= Factual return (Guantanamo) =

Factual returns are documents a government has to file in response to habeas corpus petitions.
Habeas corpus is a legal tool in the English tradition of justice, dating back to Magna Carta, prohibiting arbitrary arrest and detention. Captives are entitled to file a writ of habeas corpus before a judge, requiring the state to offer a justification for his or her detention.

== Guantanamo factual returns ==
On 18 November 2008 Gordon R. England, the Deputy Secretary of Defense file an affidavit in which he attempted to explain why the Bush administration was not complying with the Supreme Court's ruling in Boumediene v. Bush that Guantanamo captives were entitled to a prompt review of their status.
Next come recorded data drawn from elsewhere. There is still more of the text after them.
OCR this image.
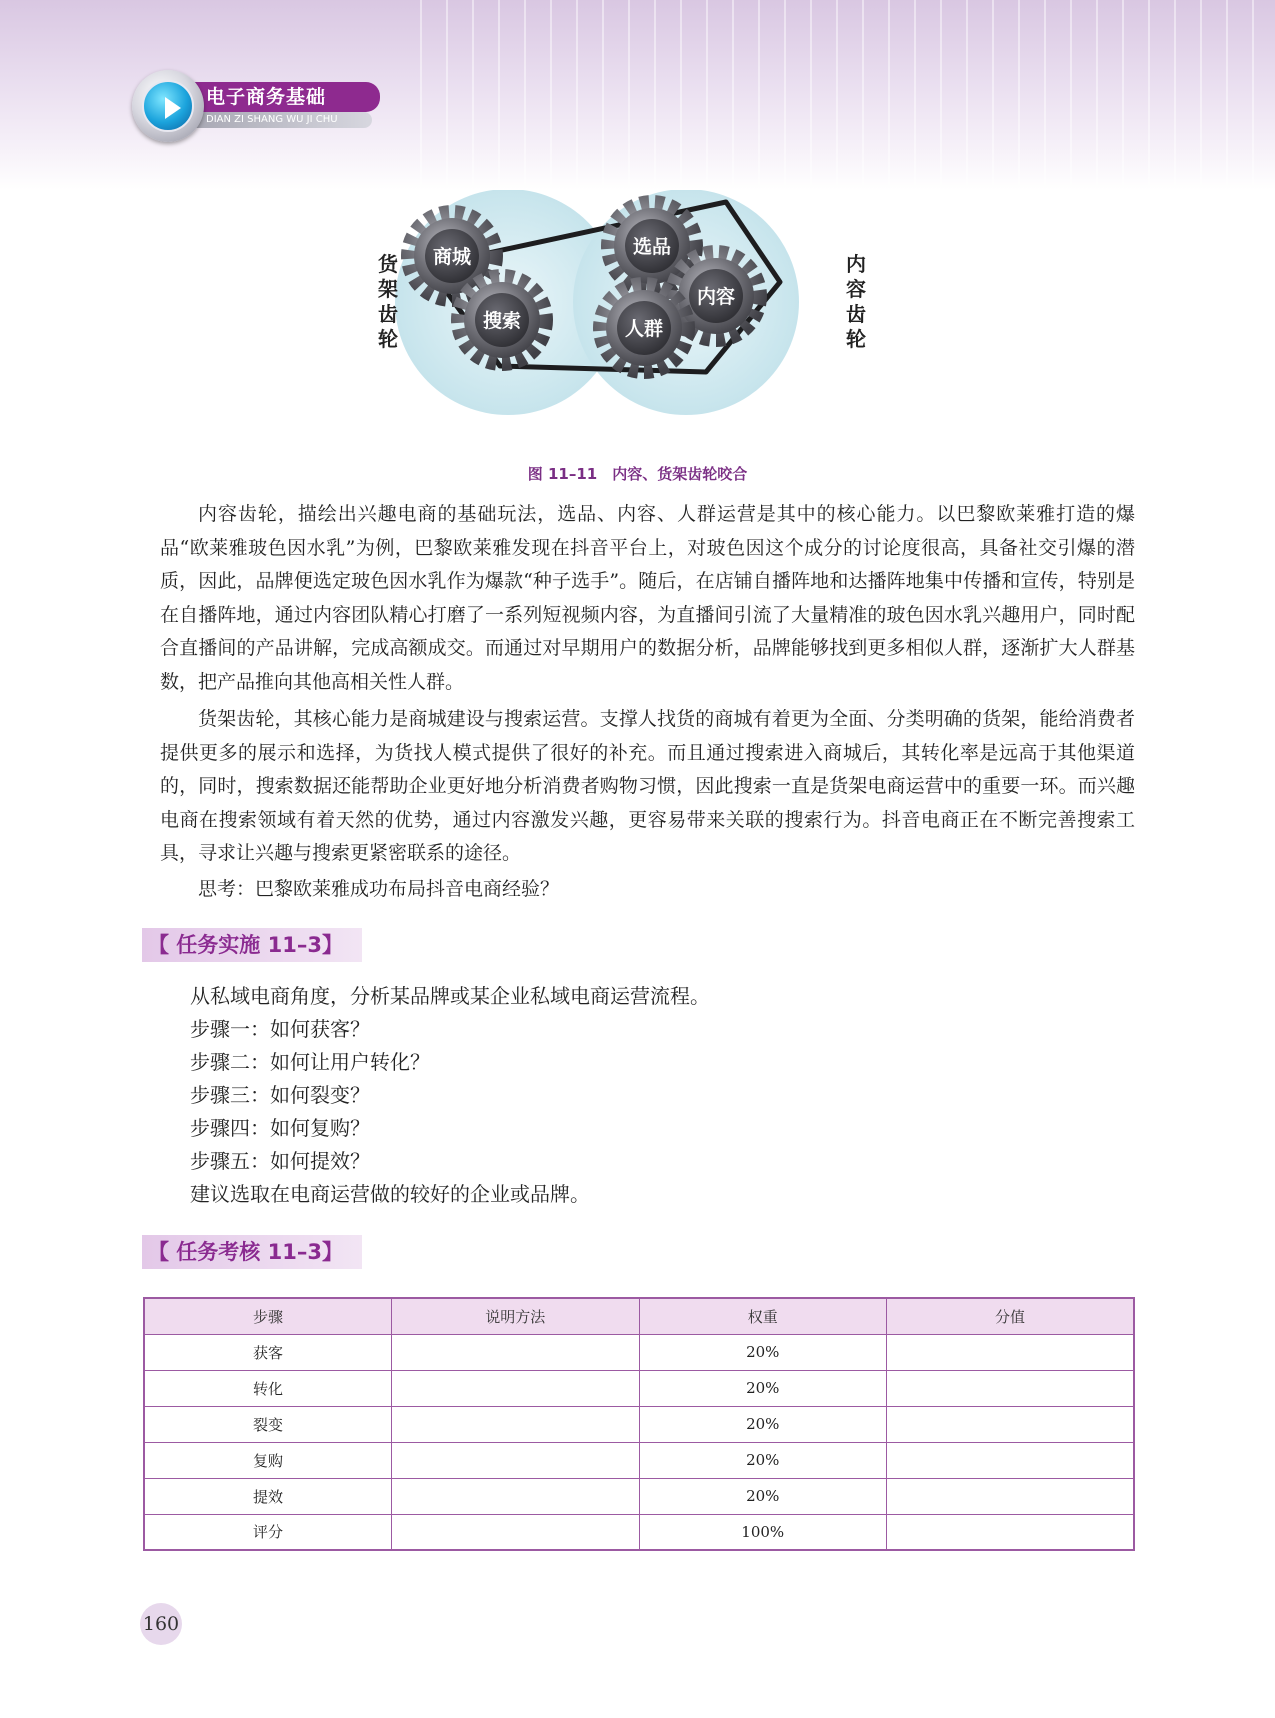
电子商务基础
DIAN ZI SHANG WU JI CHU
商城
搜索
选品
内容
人群
货架齿轮
内容齿轮
图 11–11　内容、货架齿轮咬合

内容齿轮，描绘出兴趣电商的基础玩法，选品、内容、人群运营是其中的核心能力。以巴黎欧莱雅打造的爆品“欧莱雅玻色因水乳”为例，巴黎欧莱雅发现在抖音平台上，对玻色因这个成分的讨论度很高，具备社交引爆的潜质，因此，品牌便选定玻色因水乳作为爆款“种子选手”。随后，在店铺自播阵地和达播阵地集中传播和宣传，特别是在自播阵地，通过内容团队精心打磨了一系列短视频内容，为直播间引流了大量精准的玻色因水乳兴趣用户，同时配合直播间的产品讲解，完成高额成交。而通过对早期用户的数据分析，品牌能够找到更多相似人群，逐渐扩大人群基数，把产品推向其他高相关性人群。

货架齿轮，其核心能力是商城建设与搜索运营。支撑人找货的商城有着更为全面、分类明确的货架，能给消费者提供更多的展示和选择，为货找人模式提供了很好的补充。而且通过搜索进入商城后，其转化率是远高于其他渠道的，同时，搜索数据还能帮助企业更好地分析消费者购物习惯，因此搜索一直是货架电商运营中的重要一环。而兴趣电商在搜索领域有着天然的优势，通过内容激发兴趣，更容易带来关联的搜索行为。抖音电商正在不断完善搜索工具，寻求让兴趣与搜索更紧密联系的途径。

思考：巴黎欧莱雅成功布局抖音电商经验？

【 任务实施 11–3】
从私域电商角度，分析某品牌或某企业私域电商运营流程。
步骤一：如何获客？
步骤二：如何让用户转化？
步骤三：如何裂变？
步骤四：如何复购？
步骤五：如何提效？
建议选取在电商运营做的较好的企业或品牌。
【 任务考核 11–3】
步骤	说明方法	权重	分值
获客		20%	
转化		20%	
裂变		20%	
复购		20%	
提效		20%	
评分		100%	
160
The factual return is supposed to include the information presented to the captives during their Combatant Status Review Tribunals and their annual Administrative Review Board hearings; the classified information that was presented to the officers who reviewed their status, but withheld from the captives, and the underlying information on which the original allegations were based.

The officers who sat on the CSR Tribunals and annual Review hearings weren't authorized to challenge the credibility of the allegations presented to them. But the Judicial Branch has insisted on viewing the actual evidence on which the allegations were based.

In the fall of 2007, the Department of Justice explained it could not produce the evidence on the allegations used to justify the captives' detention, because it had not preserved that evidence.

The Executive branch was expected to file fifty factual returns per month, starting in August 2008.
But by March 2009 only 100 had been filed.
The Executive branch was arguing that even the unclassified versions of the returns should be withheld from the public.

On June 1, 2009, Thomas F. Hogan, the Judge coordinating the Guantanamo habeas petitions, ordered that the executive branch had to make the unclassified factual returns public.
He ruled that permission to withhold this information had only been temporary, to allow the documents to be checked to see if they contained classified information.